Whenever data is altered, QA gets an immediate ticket to validate it and the reports give them the ability to quickly check it against our real-time inventory system.
To catch the case where data isn't entered, all project tasks and work tickets need to be associated with one or more Netbox updates, and QA confirms that as well.
There's no solution to this problem that's purely technical. In my experience you need to make it as easy as possible with your tooling, but you still have to have processes in place to catch mistakes and omissions.
The NAPALM link seems to be wrong/broken on the NAPALM page under additional features. It links to what looks like a strange feed aggregator. Not sure if anyone from the project is around, I was curious what that library/API/protocol/whatever was.
This is cool for people on the supply side of pure infrastructure. I wish it went a little further up the stack to include applications.

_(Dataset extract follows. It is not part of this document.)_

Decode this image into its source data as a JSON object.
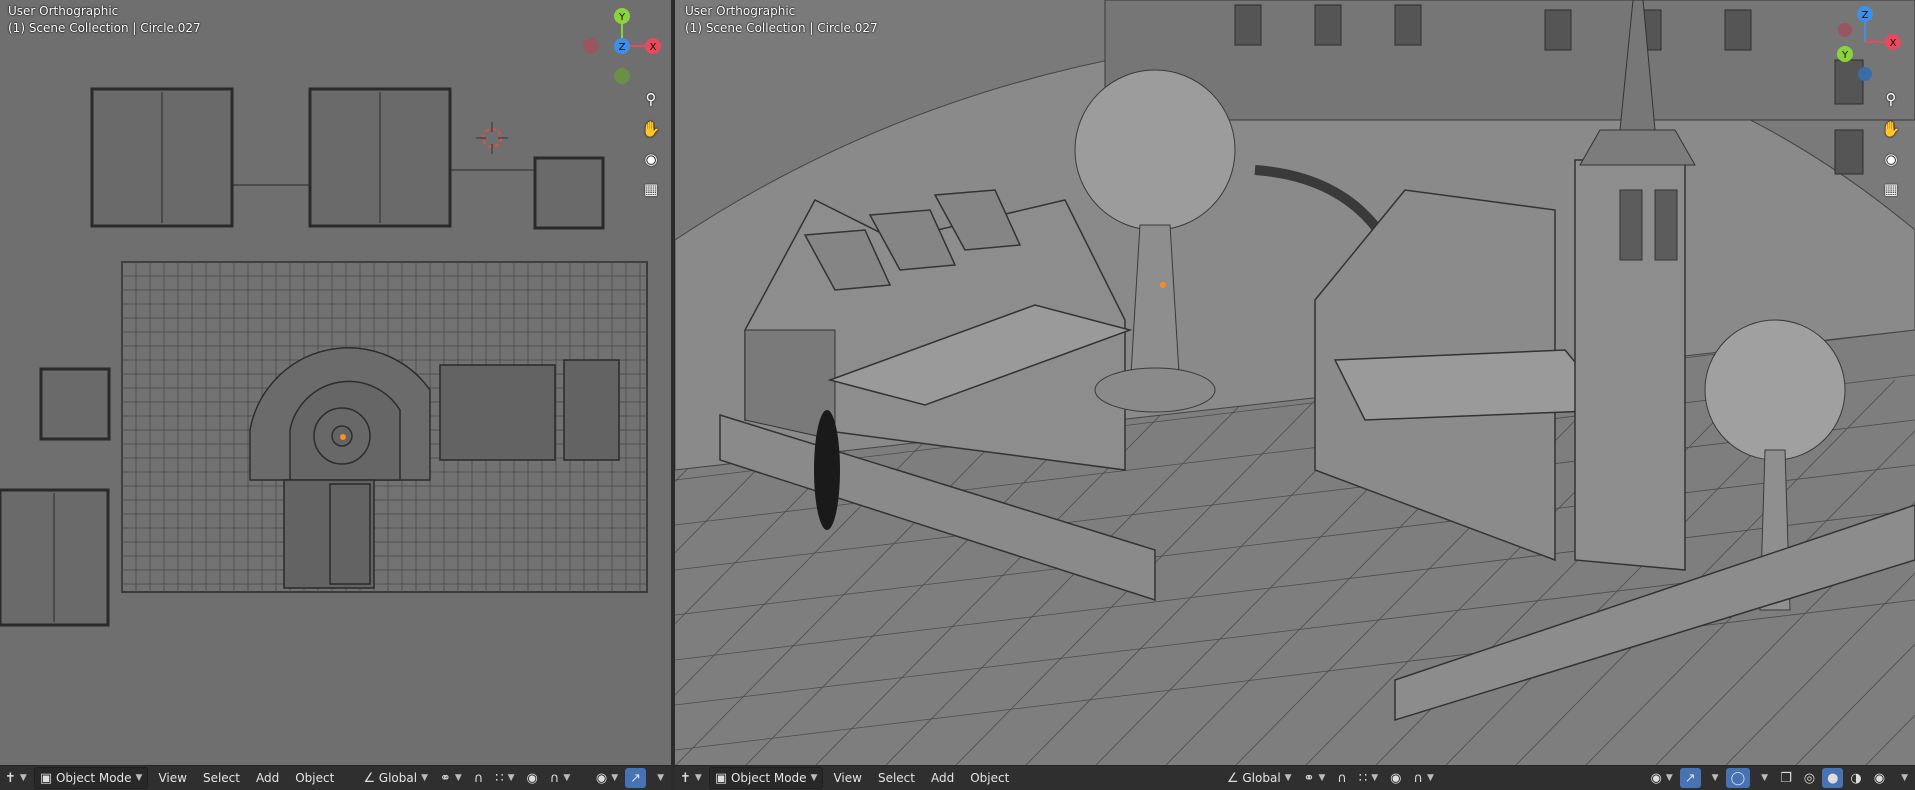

It seems to have some rudimentary support via the TCP/IP service options, but it still lacks any concept of clusters.
It would be amazing to me to be able to have it run an analysis like "if we lost this network switch, how many applications would be unaccessible?". This looks like it has the underpinnings to tell me what hosts are going to lose network access, but not to step further up the stack and see what applications are on those hosts, and whether those apps are clustered.
There's basically nothing I've seen for people like SREs that live in the space between infrastructure and code. The infra people have tools like this, and the developers have all kinds of tools to analyze their code, but there's nothing to analyze the mashup of code and infrastructure we call "deployed applications".